Capgemini is looking for an Associate Data Engineer to design, build, and optimize scalable data pipelines and analytics solutions on Databricks and Google Cloud Platform. You will work closely with data analysts, data scientists, and business stakeholders to deliver reliable, high-quality data products.
What You'll Do
- Design, build, and maintain ETL/ELT pipelines using Databricks (PySpark, Delta Lake).
- Optimize pipelines for performance, cost, and scalability within GCP.
- Develop batch and streaming data processes using Spark Streaming.
- Implement data solutions using BigQuery, Cloud Storage, Dataflow, Cloud Composer, and Vertex AI.
- Apply best practices for cloud security, IAM configuration, monitoring, and cost optimization.
- Build and maintain data models including dimensional and data vault structures.
- Implement data quality frameworks, validation rules, and automated testing.
- Manage data versioning, governance, and lineage using tools like Unity Catalog or GCP Data Catalog.
- Collaborate with cross-functional teams to translate business requirements into technical designs.
- Provide technical guidance and support engineering best practices.
- Contribute to documentation, architectural diagrams, and knowledge-sharing materials.
What We're Looking For
- 3+ years of experience as a Data Engineer or similar role.
- Strong hands-on experience with Databricks, including PySpark / Spark, Delta Lake, Databricks Workflows / Jobs.
- Proficiency with GCP, including BigQuery, Cloud Storage, Dataflow or Dataproc.
- Strong coding skills in Python and SQL.
- Strong understanding of distributed systems, data warehousing, and data architecture principles.
- Experience with CI/CD tools such as GitHub, GitLab, or Azure DevOps.
Nice to Have
- Databricks or GCP certifications (e.g., Data Engineer, Architect).

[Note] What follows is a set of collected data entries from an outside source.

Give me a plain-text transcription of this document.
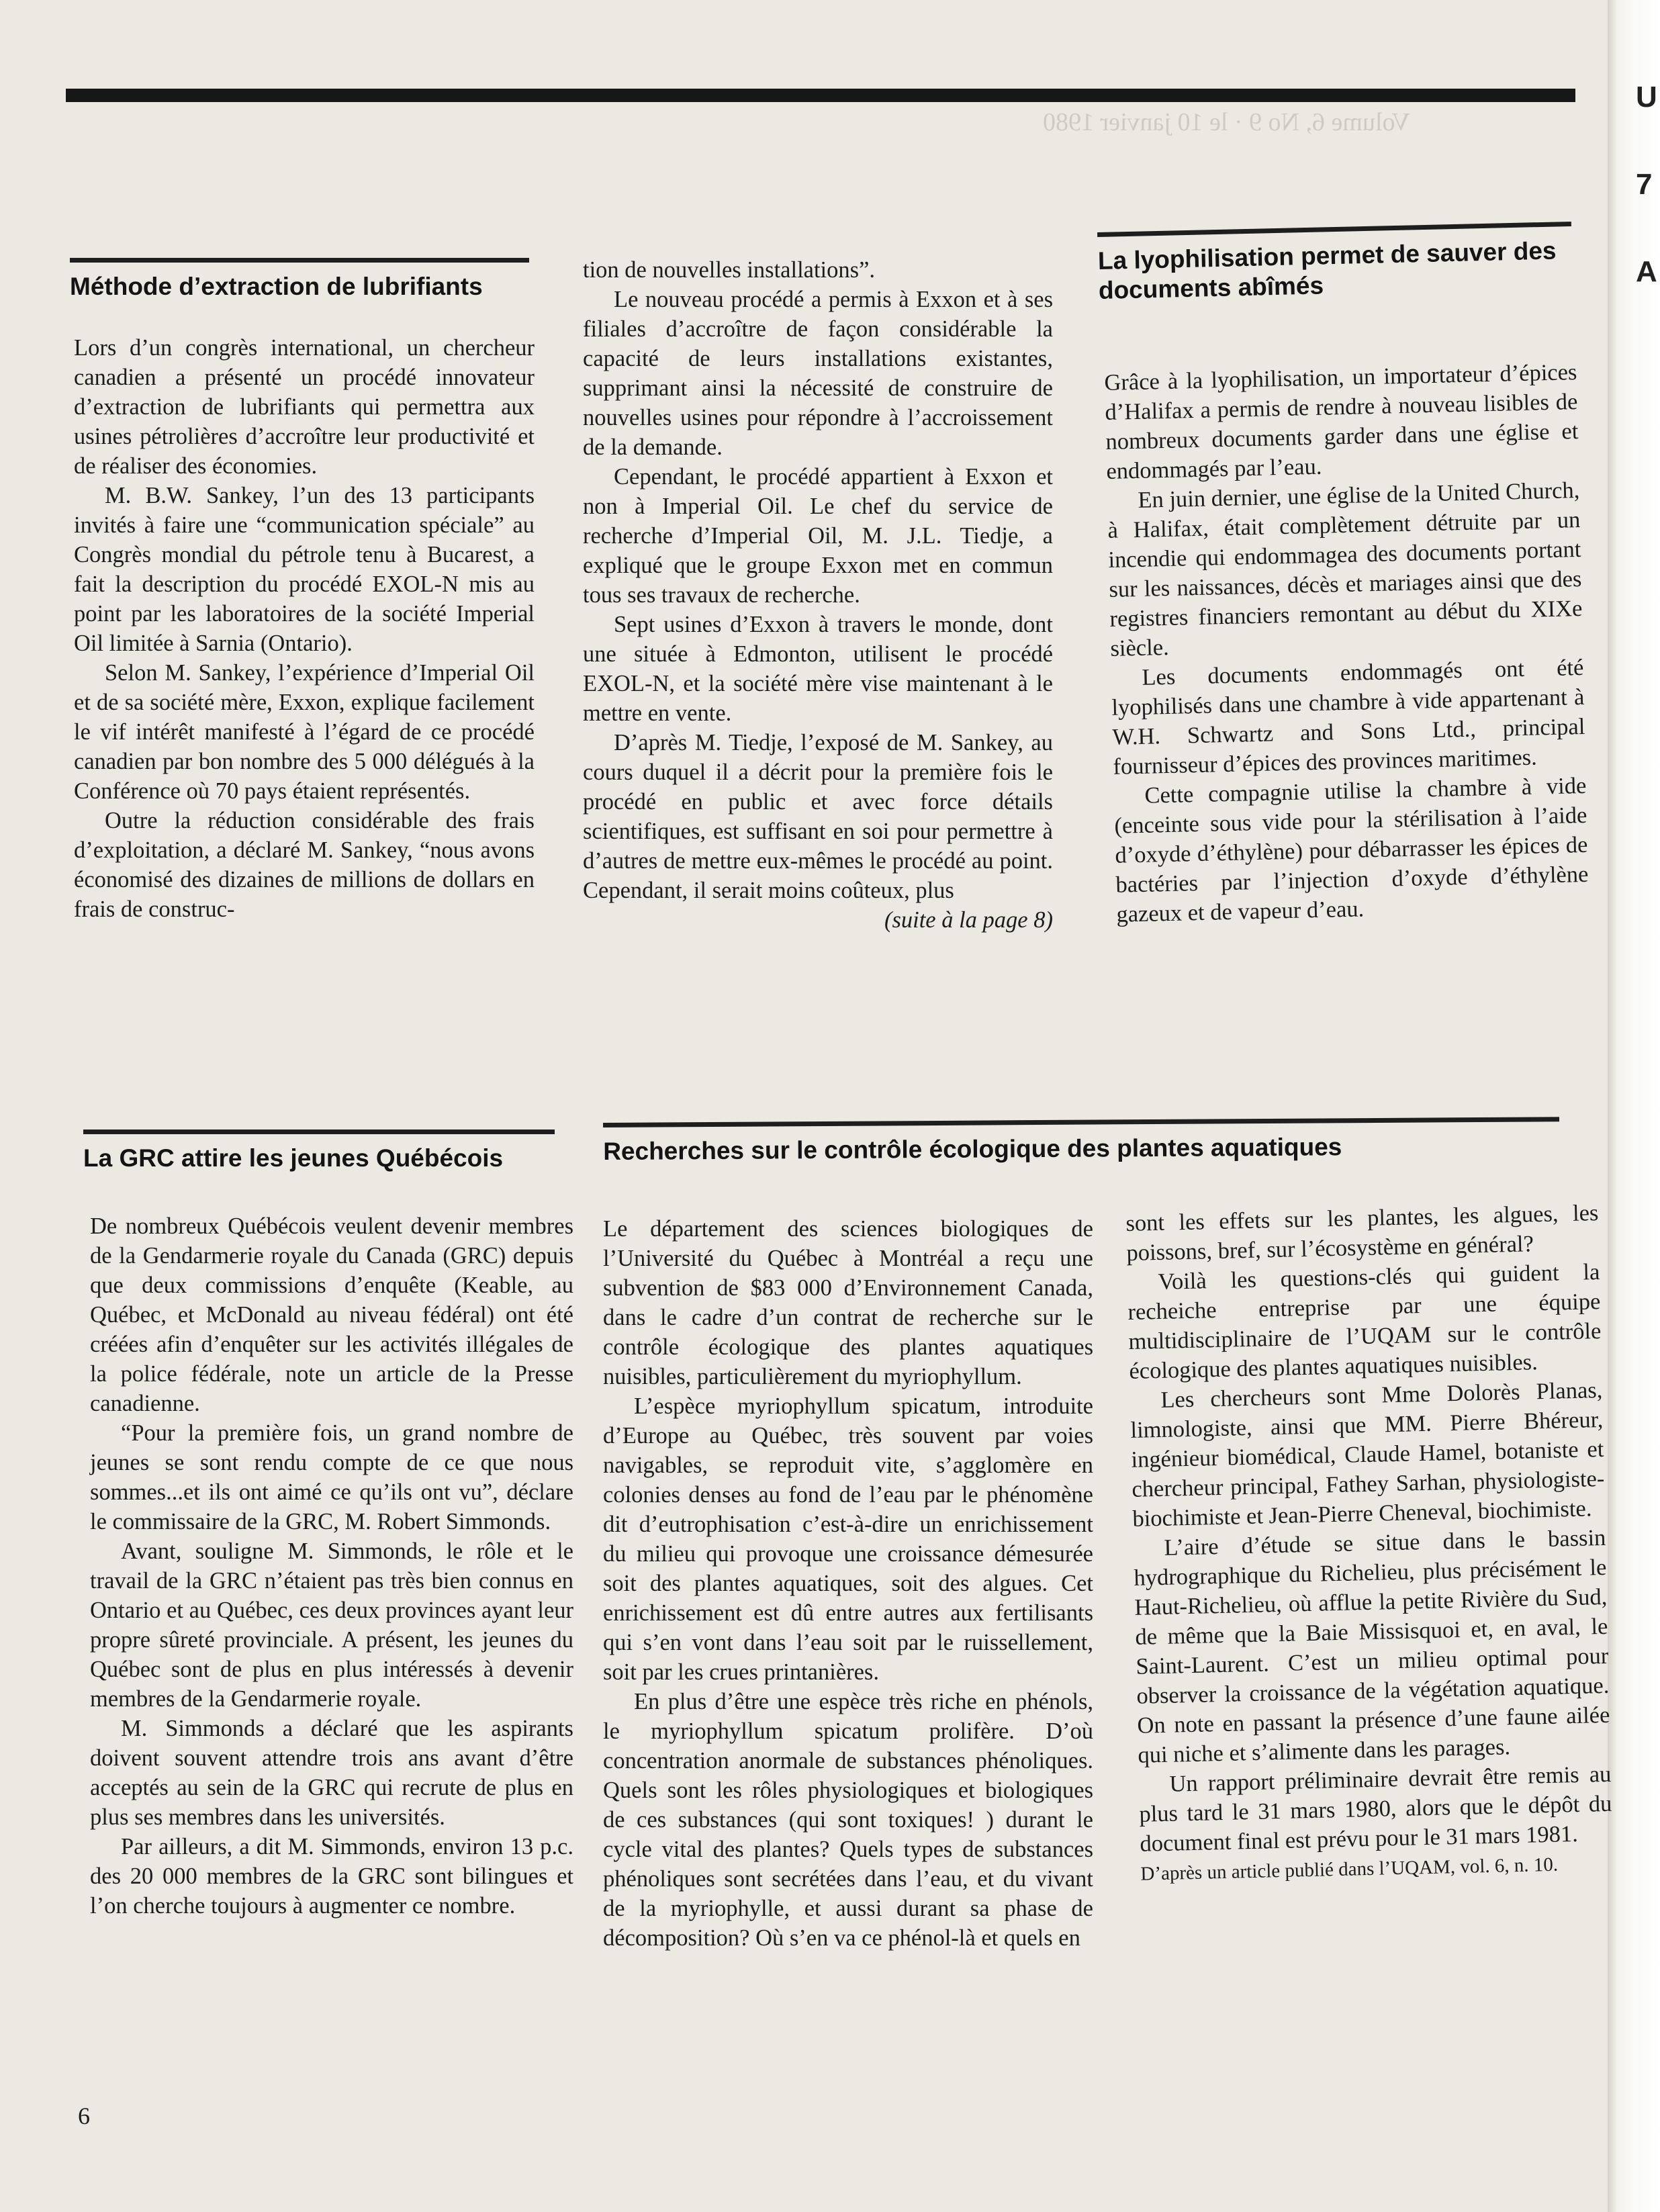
U
7
A
Volume 6, No 9 · le 10 janvier 1980
Méthode d’extraction de lubrifiants

Lors d’un congrès international, un chercheur canadien a présenté un procédé innovateur d’extraction de lubrifiants qui permettra aux usines pétrolières d’accroître leur productivité et de réaliser des économies.

M. B.W. Sankey, l’un des 13 participants invités à faire une “communication spéciale” au Congrès mondial du pétrole tenu à Bucarest, a fait la description du procédé EXOL-N mis au point par les laboratoires de la société Imperial Oil limitée à Sarnia (Ontario).

Selon M. Sankey, l’expérience d’Imperial Oil et de sa société mère, Exxon, explique facilement le vif intérêt manifesté à l’égard de ce procédé canadien par bon nombre des 5 000 délégués à la Conférence où 70 pays étaient représentés.

Outre la réduction considérable des frais d’exploitation, a déclaré M. Sankey, “nous avons économisé des dizaines de millions de dollars en frais de construc-

tion de nouvelles installations”.

Le nouveau procédé a permis à Exxon et à ses filiales d’accroître de façon considérable la capacité de leurs installations existantes, supprimant ainsi la nécessité de construire de nouvelles usines pour répondre à l’accroissement de la demande.

Cependant, le procédé appartient à Exxon et non à Imperial Oil. Le chef du service de recherche d’Imperial Oil, M. J.L. Tiedje, a expliqué que le groupe Exxon met en commun tous ses travaux de recherche.

Sept usines d’Exxon à travers le monde, dont une située à Edmonton, utilisent le procédé EXOL-N, et la société mère vise maintenant à le mettre en vente.

D’après M. Tiedje, l’exposé de M. Sankey, au cours duquel il a décrit pour la première fois le procédé en public et avec force détails scientifiques, est suffisant en soi pour permettre à d’autres de mettre eux-mêmes le procédé au point. Cependant, il serait moins coûteux, plus

(suite à la page 8)

La lyophilisation permet de sauver des documents abîmés

Grâce à la lyophilisation, un importateur d’épices d’Halifax a permis de rendre à nouveau lisibles de nombreux documents garder dans une église et endommagés par l’eau.

En juin dernier, une église de la United Church, à Halifax, était complètement détruite par un incendie qui endommagea des documents portant sur les naissances, décès et mariages ainsi que des registres financiers remontant au début du XIXe siècle.

Les documents endommagés ont été lyophilisés dans une chambre à vide appartenant à W.H. Schwartz and Sons Ltd., principal fournisseur d’épices des provinces maritimes.

Cette compagnie utilise la chambre à vide (enceinte sous vide pour la stérilisation à l’aide d’oxyde d’éthylène) pour débarrasser les épices de bactéries par l’injection d’oxyde d’éthylène gazeux et de vapeur d’eau.

La GRC attire les jeunes Québécois

De nombreux Québécois veulent devenir membres de la Gendarmerie royale du Canada (GRC) depuis que deux commissions d’enquête (Keable, au Québec, et McDonald au niveau fédéral) ont été créées afin d’enquêter sur les activités illégales de la police fédérale, note un article de la Presse canadienne.

“Pour la première fois, un grand nombre de jeunes se sont rendu compte de ce que nous sommes...et ils ont aimé ce qu’ils ont vu”, déclare le commissaire de la GRC, M. Robert Simmonds.

Avant, souligne M. Simmonds, le rôle et le travail de la GRC n’étaient pas très bien connus en Ontario et au Québec, ces deux provinces ayant leur propre sûreté provinciale. A présent, les jeunes du Québec sont de plus en plus intéressés à devenir membres de la Gendarmerie royale.

M. Simmonds a déclaré que les aspirants doivent souvent attendre trois ans avant d’être acceptés au sein de la GRC qui recrute de plus en plus ses membres dans les universités.

Par ailleurs, a dit M. Simmonds, environ 13 p.c. des 20 000 membres de la GRC sont bilingues et l’on cherche toujours à augmenter ce nombre.

Recherches sur le contrôle écologique des plantes aquatiques

Le département des sciences biologiques de l’Université du Québec à Montréal a reçu une subvention de $83 000 d’Environnement Canada, dans le cadre d’un contrat de recherche sur le contrôle écologique des plantes aquatiques nuisibles, particulièrement du myriophyllum.

L’espèce myriophyllum spicatum, introduite d’Europe au Québec, très souvent par voies navigables, se reproduit vite, s’agglomère en colonies denses au fond de l’eau par le phénomène dit d’eutrophisation c’est-à-dire un enrichissement du milieu qui provoque une croissance démesurée soit des plantes aquatiques, soit des algues. Cet enrichissement est dû entre autres aux fertilisants qui s’en vont dans l’eau soit par le ruissellement, soit par les crues printanières.

En plus d’être une espèce très riche en phénols, le myriophyllum spicatum prolifère. D’où concentration anormale de substances phénoliques. Quels sont les rôles physiologiques et biologiques de ces substances (qui sont toxiques! ) durant le cycle vital des plantes? Quels types de substances phénoliques sont secrétées dans l’eau, et du vivant de la myriophylle, et aussi durant sa phase de décomposition? Où s’en va ce phénol-là et quels en

sont les effets sur les plantes, les algues, les poissons, bref, sur l’écosystème en général?

Voilà les questions-clés qui guident la recheiche entreprise par une équipe multidisciplinaire de l’UQAM sur le contrôle écologique des plantes aquatiques nuisibles.

Les chercheurs sont Mme Dolorès Planas, limnologiste, ainsi que MM. Pierre Bhéreur, ingénieur biomédical, Claude Hamel, botaniste et chercheur principal, Fathey Sarhan, physiologiste-biochimiste et Jean-Pierre Cheneval, biochimiste.

L’aire d’étude se situe dans le bassin hydrographique du Richelieu, plus précisément le Haut-Richelieu, où afflue la petite Rivière du Sud, de même que la Baie Missisquoi et, en aval, le Saint-Laurent. C’est un milieu optimal pour observer la croissance de la végétation aquatique. On note en passant la présence d’une faune ailée qui niche et s’alimente dans les parages.

Un rapport préliminaire devrait être remis au plus tard le 31 mars 1980, alors que le dépôt du document final est prévu pour le 31 mars 1981.

D’après un article publié dans l’UQAM, vol. 6, n. 10.

6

- Experience with Terraform or other Infrastructure-as-Code tools.
- Knowledge of ML workflows or MLOps frameworks.
- Familiarity with data governance tools such as Unity Catalog, Great Expectations, and dbt.
- Excellent problem-solving and analytical abilities.
- Strong communication skills with the ability to collaborate effectively across technical and non-technical teams.
- A growth mindset with a passion for continuous learning, innovation, and staying current with emerging technologies.
Technical Stack
- Databricks, PySpark, Spark, Delta Lake
- Google Cloud Platform (GCP), BigQuery, Cloud Storage, Dataflow, Dataproc, Cloud Composer, Vertex AI
- Python, SQL
- Terraform, Unity Catalog, Great Expectations, dbt
- GitHub, GitLab, Azure DevOps
Benefits & Compensation
- Compensation: $46,000 to $111,000
- Paid time off (Vacation: 12-25 days, Company paid holidays, Personal Days, Sick Leave)
- Medical, dental, and vision coverage
- Retirement savings plans (e.g., 401(k) in the U.S., RRSP in Canada)
- Life and disability insurance
- Employee assistance programs
Capgemini is an Equal Opportunity Employer encouraging inclusion in the workplace. All qualified applicants will receive consideration for employment without regard to race, national origin, gender identity/expression, age, religion, disability, sexual orientation, genetics, veteran status, marital status or any other characteristic protected by law.